Климов насторожился и, сощурив круглые серые глаза, уставился в угол потолка. Ему нетерпелось: каким-то сотым чувством он ожидал от Балашова экстравагантного трюка. А между тем Константин Львович говорил:
- Так вот: сейчас все наше трудовое крестьянство и занято тем, чтобы дать стране больше мяса, молока. Молоко - это коровы. Мясо - это миллионы свиней. Это надо отразить. Это достойно искусства.
Балашов говорил очень серьезно и даже с пафосом, но Климов безошибочно видел в его словах лицемера и ханжу. Когда наконец автор удивительно ловко сбросил целлофан, все присутствующие в один голос крякнули. Перед ними на деревянном постаменте стояла огромнейшая глиняная свинья.
Климов сначала ошалело присвистнул, а потом звонко, как мальчишка, расхохотался, сквозь смех приговаривая:
- Черт-те что… Ну и отколол ты штуку, Константин Львович. Экую махинищу соорудил. И как только подмостки выдерживают. Глины-то небось тонн пять. Вот это свинья, всем свиньям свинья… - и продолжал откровенно смеяться.
- Считай на полтысячи рублей одной глины убухал, - пояснил Балашов. - А я за нее вот ни копейки не получил. - И протянул ладонями кверху свои узкие, в морщинах руки, точно говоря: вот, смотрите - пустые.
- Да ценить-то ее как, по весу, что ли? - не унимался Климов, сверкая искрами колючих глаз.
И тут Балашов все понял. Понял, что фокус не удался и что договора ему на эту работу не видеть, как своих ушей. Он хотел было разразиться резкой тирадой по адресу Петра Васильевича, но тот опередил его:
- Скажи, Константин Львович, ты это для какой-нибудь сельхозвыставки делал, как вещь декоративную?

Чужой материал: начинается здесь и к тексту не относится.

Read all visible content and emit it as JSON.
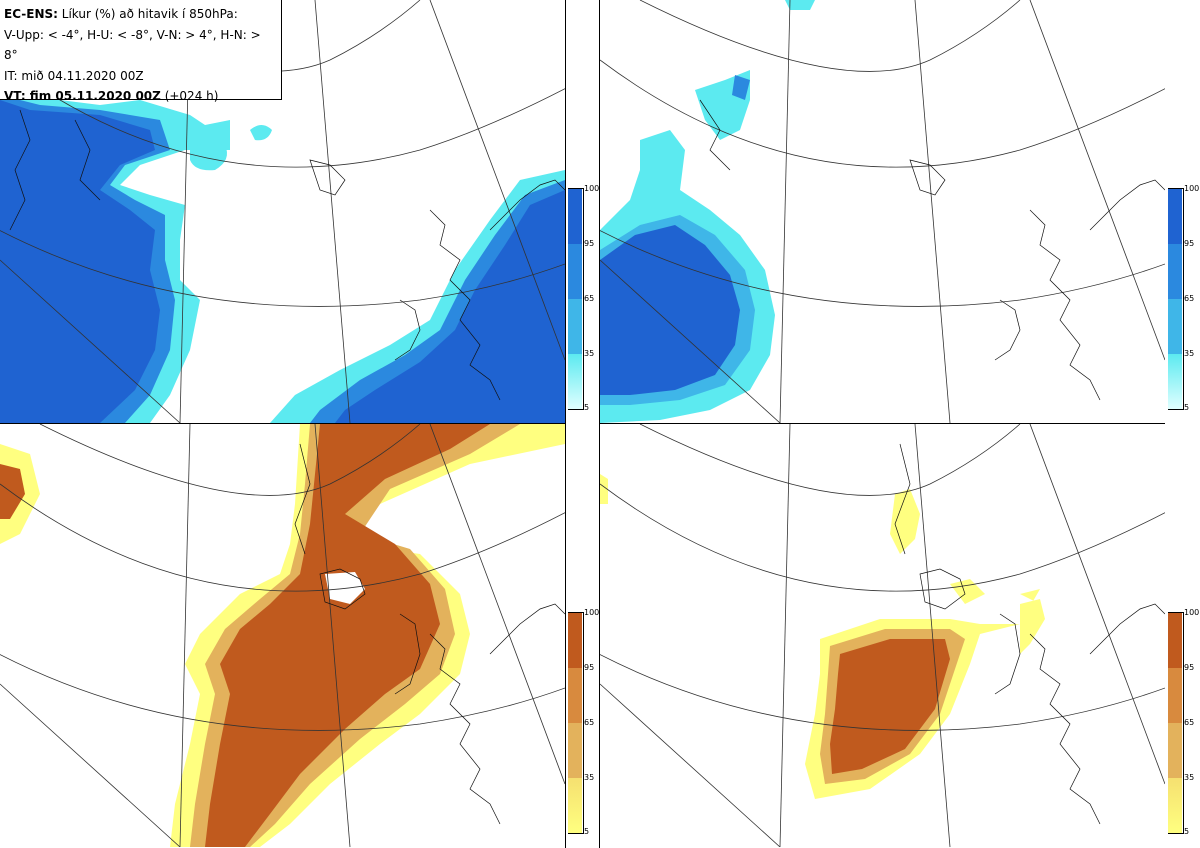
{
  "header": {
    "line1_bold": "EC-ENS:",
    "line1_rest": " Líkur (%) að hitavik í 850hPa:",
    "line2": "V-Upp: < -4°, H-U: < -8°, V-N: > 4°, H-N: > 8°",
    "line3": "IT: mið 04.11.2020 00Z",
    "line4_bold": "VT: fim 05.11.2020 00Z",
    "line4_rest": " (+024 h)"
  },
  "colors": {
    "cold": [
      "#e0ffff",
      "#5ceaf0",
      "#3fb6e8",
      "#2b89df",
      "#1f63d1"
    ],
    "warm": [
      "#ffff80",
      "#f5e070",
      "#e3b25c",
      "#d88a3e",
      "#c05a1e"
    ]
  },
  "legend_cold": {
    "ticks": [
      "100",
      "95",
      "65",
      "35",
      "5"
    ]
  },
  "legend_warm": {
    "ticks": [
      "100",
      "95",
      "65",
      "35",
      "5"
    ]
  }
}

Балашову показалось, что ему бросили спасательный круг, и он не преминул за него ухватиться:
- Да, конечно, это можно и в павильоне свиноводства поставить, - ответил Константин Львович.
- Но у вас что, заказ такой был, договор? - поинтересовался представитель Министерства культуры.
- Никакого заказа не было. Я работал на свой страх и риск, понимая, что это необходимо, актуально и просто нужно. Я считаю, что ее можно дать на выставку… Я успею в гипсе отформовать.
- Это невозможно, Константин Львович, - очень деликатно заметил Бульбин. - У вас, как вам сказать… декоративная скульптура.
- А декоративная скульптура - что, по-вашему, не искусство? - быстро, будто поймал на слове, спросил Балашов и прицелился в живописца прищуренным глазом.
- Вы шутите, Константин Львович, - примирительно заговорил представитель министерства. - Кто поверит, что вы всерьез предлагаете это на художественную выставку.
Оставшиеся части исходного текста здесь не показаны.